Comme tous les chauffeurs de taxi, celui-ci ne peut pas s’empêcher de causer. Il commence tout de suite en me posant des questions que bien sûr il oriente pour en arriver à sa propre anecdote. Je crois que j’ai commencé à lui parler avant de m’en rendre compte, c’est surtout son regard d’abord intrigué qui m’en a fait prendre conscience.
“Je sais pourquoi je suis là, d’accord, enfin j’ai bien compris ce qu’on m’a dit. C’est juste la globalité du truc que j’ai du mal à capter, vous voyez ? En fait, le grand danger qui est sensé menacer notre équilibre, j’ai encore du mal à percuter de quoi il peut s’agir.

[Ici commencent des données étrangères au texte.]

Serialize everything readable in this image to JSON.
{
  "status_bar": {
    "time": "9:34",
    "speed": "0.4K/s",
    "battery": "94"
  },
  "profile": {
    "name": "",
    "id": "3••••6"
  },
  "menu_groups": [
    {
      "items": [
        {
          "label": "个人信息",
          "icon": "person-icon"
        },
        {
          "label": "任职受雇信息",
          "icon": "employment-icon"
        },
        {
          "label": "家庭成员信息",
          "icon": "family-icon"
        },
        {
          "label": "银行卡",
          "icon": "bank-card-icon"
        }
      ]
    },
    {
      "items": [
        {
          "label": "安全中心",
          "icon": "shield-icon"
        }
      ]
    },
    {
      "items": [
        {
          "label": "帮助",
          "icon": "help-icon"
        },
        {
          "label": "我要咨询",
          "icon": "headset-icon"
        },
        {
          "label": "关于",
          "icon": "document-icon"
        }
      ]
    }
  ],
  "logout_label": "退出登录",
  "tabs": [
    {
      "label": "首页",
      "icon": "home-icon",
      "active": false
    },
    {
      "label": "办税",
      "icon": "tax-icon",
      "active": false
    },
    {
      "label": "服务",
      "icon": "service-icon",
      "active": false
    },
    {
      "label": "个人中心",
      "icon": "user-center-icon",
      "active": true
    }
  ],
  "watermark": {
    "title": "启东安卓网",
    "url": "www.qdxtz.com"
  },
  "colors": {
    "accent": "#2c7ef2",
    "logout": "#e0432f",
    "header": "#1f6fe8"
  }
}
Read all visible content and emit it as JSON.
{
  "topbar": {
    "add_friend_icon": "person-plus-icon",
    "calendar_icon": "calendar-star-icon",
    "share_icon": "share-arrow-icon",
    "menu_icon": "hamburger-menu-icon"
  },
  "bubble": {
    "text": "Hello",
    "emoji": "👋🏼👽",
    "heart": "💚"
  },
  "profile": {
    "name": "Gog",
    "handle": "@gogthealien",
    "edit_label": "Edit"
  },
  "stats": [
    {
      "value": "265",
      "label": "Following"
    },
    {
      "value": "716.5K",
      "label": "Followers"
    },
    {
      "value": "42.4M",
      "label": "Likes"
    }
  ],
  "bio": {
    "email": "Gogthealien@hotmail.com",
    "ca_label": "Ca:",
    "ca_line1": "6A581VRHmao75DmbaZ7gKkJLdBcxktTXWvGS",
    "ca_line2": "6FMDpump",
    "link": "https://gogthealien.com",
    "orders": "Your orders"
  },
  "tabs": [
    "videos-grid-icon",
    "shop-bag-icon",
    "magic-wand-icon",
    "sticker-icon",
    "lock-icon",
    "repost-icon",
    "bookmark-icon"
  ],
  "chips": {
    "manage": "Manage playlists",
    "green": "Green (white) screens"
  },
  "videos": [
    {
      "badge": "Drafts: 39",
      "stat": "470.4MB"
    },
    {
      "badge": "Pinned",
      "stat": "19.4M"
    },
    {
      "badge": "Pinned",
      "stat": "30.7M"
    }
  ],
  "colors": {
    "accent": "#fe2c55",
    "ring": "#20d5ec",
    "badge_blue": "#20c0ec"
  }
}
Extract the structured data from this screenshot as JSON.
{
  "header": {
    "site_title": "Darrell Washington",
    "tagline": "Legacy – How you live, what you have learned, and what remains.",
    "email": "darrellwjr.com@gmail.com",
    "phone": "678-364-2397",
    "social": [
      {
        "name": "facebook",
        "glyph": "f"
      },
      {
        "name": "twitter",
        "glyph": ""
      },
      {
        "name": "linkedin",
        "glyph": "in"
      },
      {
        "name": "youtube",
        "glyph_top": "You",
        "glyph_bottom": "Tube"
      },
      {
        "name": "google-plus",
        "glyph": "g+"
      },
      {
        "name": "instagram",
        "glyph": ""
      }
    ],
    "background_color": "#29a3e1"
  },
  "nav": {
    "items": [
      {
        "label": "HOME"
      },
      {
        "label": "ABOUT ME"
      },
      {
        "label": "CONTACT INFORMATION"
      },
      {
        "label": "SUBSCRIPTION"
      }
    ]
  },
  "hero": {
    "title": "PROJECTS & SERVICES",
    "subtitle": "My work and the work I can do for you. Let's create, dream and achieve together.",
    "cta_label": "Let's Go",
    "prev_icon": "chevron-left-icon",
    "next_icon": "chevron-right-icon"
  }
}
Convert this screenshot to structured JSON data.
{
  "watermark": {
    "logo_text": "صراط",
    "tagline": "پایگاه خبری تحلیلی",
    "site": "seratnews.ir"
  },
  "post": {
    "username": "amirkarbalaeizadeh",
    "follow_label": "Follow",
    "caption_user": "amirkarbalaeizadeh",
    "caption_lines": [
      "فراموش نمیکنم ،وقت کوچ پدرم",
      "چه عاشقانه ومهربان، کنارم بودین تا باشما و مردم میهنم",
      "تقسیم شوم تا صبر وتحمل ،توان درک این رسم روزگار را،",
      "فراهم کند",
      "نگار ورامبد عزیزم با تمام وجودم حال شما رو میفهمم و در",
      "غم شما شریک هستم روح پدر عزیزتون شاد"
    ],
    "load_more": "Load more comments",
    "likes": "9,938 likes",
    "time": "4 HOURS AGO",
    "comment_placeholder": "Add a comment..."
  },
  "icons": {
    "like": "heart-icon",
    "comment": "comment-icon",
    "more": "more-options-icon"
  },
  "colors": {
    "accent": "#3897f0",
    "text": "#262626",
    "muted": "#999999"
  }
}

J’ai aussi du mal à comprendre en quoi le fait de faire disparaître quelqu’un qui vit en 2008 va empêcher ce problème. En fait non, ça je le conçois très bien. Ce serait l’ancêtre d’un être qui va compromettre l’existence même de l’Ordinateur, bien. Mais est-ce qu’il y a besoin de buter tellement de gens ? Combien j’ai déjà vu partir de mes semblables pour aller purifier le passé ? Je crois qu’on est plus très nombreux, une centaine à tout casser. Ça me donne l’impression bizarre que l’Ordinateur renvoie toute l’humanité dans sa propre fange, les uns après les autres.”
Le chauffeur me jette des coups d’œil un peu sceptiques maintenant, il a l’air de douter de ma santé mentale. Je peux pas trop lui en vouloir, moi-même je me sens un peu décalé avec ces deux voix dans ma tête, et puis j’ai l’impression d’oublier d’où je viens, ma vie spirituelle m’apparaît maintenant dans un brouillard innommable et opaque, ma vie matérielle, celle d’avant, je ne m’en souviens même plus très bien. Je n’ai plus qu’une seule idée en tête, la beauté de l’explosion, le bruit, puis le vide.
Je tends un billet, je m’occupe même pas de la monnaie, je m’en fous. Je sors du taxi et je me dirige vers la bouche de métro.